Kur Farkları, Toprak Besin Ağı, Hori Hori Bıçağı

 Uzun zaman geçti, bahçeyi gerek kendi kişisel sakatlanmam ve benzer sebeplerden biraz nadasa bıraktık. Etraftaki ahali otların etrafı sarmasına delirmiş vaziyetteler gene. Akıllar veriliyor, bahçe ile ilgilenmiyor muşum. Damlama iyi bir sistem değilmiş, salma sulama daha iyiymiş (Damlama sulama çözümünde ağaç dibine inen su miktarım her ağacımda daha fazla bu arada, hesaplı kitaplı ölçümlü sağlamalı ayarladım ve hala aktif). 
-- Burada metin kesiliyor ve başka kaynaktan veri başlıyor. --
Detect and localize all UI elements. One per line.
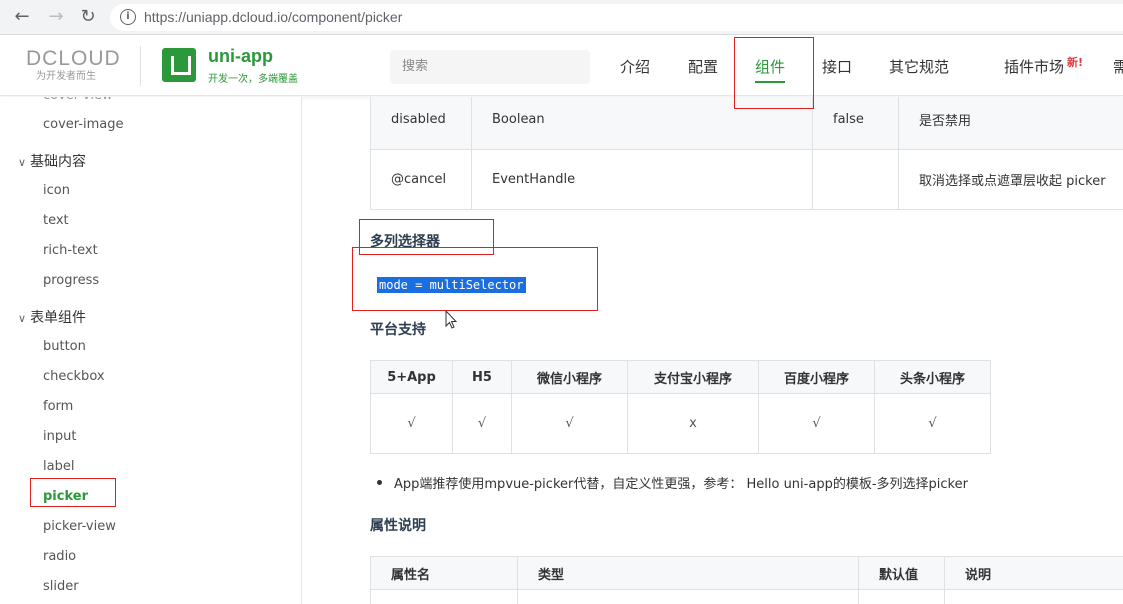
- table-cell: [517, 589, 859, 604]
- table-cell: Boolean: [471, 97, 813, 150]
- table-header-row: 属性名 类型 默认值 说明: [370, 556, 1123, 590]
- list-item: App端推荐使用mpvue-picker代替，自定义性更强，参考： Hello …: [377, 473, 968, 492]
- forward-arrow-icon[interactable]: →: [44, 6, 68, 28]
- browser-toolbar: ← → ↻ i https://uniapp.dcloud.io/compone…: [0, 0, 1123, 35]
- main-content: disabled Boolean false 是否禁用 @cancel Even…: [302, 97, 1123, 604]
- table-header: 属性名: [370, 556, 518, 590]
- table-cell: √: [452, 393, 512, 454]
- code-snippet: mode = multiSelector: [377, 277, 526, 293]
- list-item-text[interactable]: App端推荐使用mpvue-picker代替，自定义性更强，参考： Hello …: [394, 477, 968, 492]
- table-cell: EventHandle: [471, 149, 813, 210]
- props-table: disabled Boolean false 是否禁用 @cancel Even…: [370, 97, 1123, 210]
- table-row: √ √ √ x √ √: [370, 393, 991, 454]
- nav-api[interactable]: 接口: [822, 56, 852, 77]
- table-header: 5+App: [370, 360, 453, 394]
- sidebar-item-picker[interactable]: picker: [43, 489, 88, 504]
- table-cell: [812, 149, 899, 210]
- table-cell: false: [812, 97, 899, 150]
- table-cell: disabled: [370, 97, 472, 150]
- uni-app-slogan: 开发一次，多端覆盖: [208, 74, 298, 85]
- sidebar-item-progress[interactable]: progress: [43, 273, 99, 288]
- uni-app-title[interactable]: uni-app: [208, 46, 273, 67]
- site-info-icon[interactable]: i: [120, 9, 136, 25]
- sidebar-item-picker-view[interactable]: picker-view: [43, 519, 116, 534]
- table-cell: 是否禁用: [898, 97, 1123, 150]
- site-header: DCLOUD 为开发者而生 uni-app 开发一次，多端覆盖 搜索 介绍 配置…: [0, 36, 1123, 96]
- table-cell: √: [370, 393, 453, 454]
- sidebar-item-checkbox[interactable]: checkbox: [43, 369, 105, 384]
- sidebar-item-form[interactable]: form: [43, 399, 73, 414]
- table-header: 头条小程序: [874, 360, 991, 394]
- sidebar-item-label[interactable]: label: [43, 459, 74, 474]
- platform-table: 5+App H5 微信小程序 支付宝小程序 百度小程序 头条小程序 √ √ √ …: [370, 360, 991, 454]
- table-header: H5: [452, 360, 512, 394]
- nav-other-specs[interactable]: 其它规范: [889, 56, 949, 77]
- platform-support-title: 平台支持: [370, 322, 426, 338]
- address-bar[interactable]: i https://uniapp.dcloud.io/component/pic…: [110, 4, 1123, 31]
- back-arrow-icon[interactable]: ←: [10, 6, 34, 28]
- chevron-down-icon: ∨: [18, 156, 27, 169]
- sidebar-item-rich-text[interactable]: rich-text: [43, 243, 98, 258]
- mouse-cursor-icon: [445, 310, 458, 329]
- attributes-title: 属性说明: [370, 518, 426, 534]
- nav-components[interactable]: 组件: [755, 56, 786, 83]
- dcloud-logo[interactable]: DCLOUD 为开发者而生: [26, 48, 126, 84]
- sidebar-group-basic[interactable]: ∨ 基础内容: [18, 151, 86, 171]
- sidebar: cover-view cover-image ∨基础内容 icon text r…: [0, 97, 302, 604]
- sidebar-item-icon[interactable]: icon: [43, 183, 70, 198]
- table-header: 说明: [944, 556, 1123, 590]
- chevron-down-icon: ∨: [18, 312, 27, 325]
- table-cell: 取消选择或点遮罩层收起 picker: [898, 149, 1123, 210]
- table-cell: √: [511, 393, 628, 454]
- attributes-table: 属性名 类型 默认值 说明: [370, 556, 1123, 604]
- section-title: 多列选择器: [370, 234, 440, 250]
- table-header-row: 5+App H5 微信小程序 支付宝小程序 百度小程序 头条小程序: [370, 360, 991, 394]
- table-header: 类型: [517, 556, 859, 590]
- table-cell: [944, 589, 1123, 604]
- sidebar-item-cover-image[interactable]: cover-image: [43, 117, 124, 132]
- sidebar-item-input[interactable]: input: [43, 429, 76, 444]
- sidebar-item-slider[interactable]: slider: [43, 579, 79, 594]
- sidebar-group-label: 基础内容: [30, 154, 87, 170]
- table-cell: √: [758, 393, 875, 454]
- nav-plugin-market-label: 插件市场: [1004, 58, 1065, 76]
- table-row: [370, 589, 1123, 604]
- table-header: 微信小程序: [511, 360, 628, 394]
- dcloud-slogan: 为开发者而生: [36, 71, 96, 82]
- nav-intro[interactable]: 介绍: [620, 56, 650, 77]
- table-header: 百度小程序: [758, 360, 875, 394]
- dcloud-logo-text: DCLOUD: [26, 47, 121, 70]
- uni-app-logo-icon[interactable]: [162, 48, 196, 82]
- table-cell: [370, 589, 518, 604]
- nav-more[interactable]: 需: [1113, 56, 1123, 77]
- sidebar-group-label: 表单组件: [30, 310, 87, 326]
- nav-config[interactable]: 配置: [688, 56, 718, 77]
- table-row: @cancel EventHandle 取消选择或点遮罩层收起 picker: [370, 149, 1123, 210]
- new-badge: 新!: [1067, 56, 1084, 69]
- sidebar-group-form[interactable]: ∨ 表单组件: [18, 307, 86, 327]
- table-cell: x: [627, 393, 759, 454]
- bullet-dot-icon: [377, 480, 382, 485]
- sidebar-item-cover-view[interactable]: cover-view: [43, 97, 113, 103]
- table-row: disabled Boolean false 是否禁用: [370, 97, 1123, 150]
- table-cell: [858, 589, 945, 604]
- table-header: 支付宝小程序: [627, 360, 759, 394]
- table-cell: √: [874, 393, 991, 454]
- reload-icon[interactable]: ↻: [76, 6, 100, 28]
- sidebar-item-radio[interactable]: radio: [43, 549, 76, 564]
- table-header: 默认值: [858, 556, 945, 590]
- logo-divider: [140, 46, 141, 86]
- sidebar-item-button[interactable]: button: [43, 339, 86, 354]
- search-input[interactable]: 搜索: [390, 50, 590, 84]
- table-cell: @cancel: [370, 149, 472, 210]
- nav-plugin-market[interactable]: 插件市场 新!: [1004, 56, 1083, 77]
- url-text: https://uniapp.dcloud.io/component/picke…: [144, 9, 403, 25]
- sidebar-item-text[interactable]: text: [43, 213, 69, 228]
Ot kitlesi daha yumuşak daha sakin bir hal almışlar. Aralarında yıllar önce dolaşılamayan otlar şu anda daha ehlileşmiş gibi duruyorlar. Uzun zamandır korktuğum ve çekindiğim sıcak kompost mevzusuna cesaretimi topladım ve bu sene giriyorum. Elimde güzel reçeteler var. İlk dersleri alırken hep kafamda şu soru vardı; hali hazırda ekilmiş bir ağaçlık ortamda permakültür tasarımı nasıl uygulanabilir? ne kadar etkin onarıma yardımcı olunabilir ve tasarım zamanda üst üste bindirilebilir?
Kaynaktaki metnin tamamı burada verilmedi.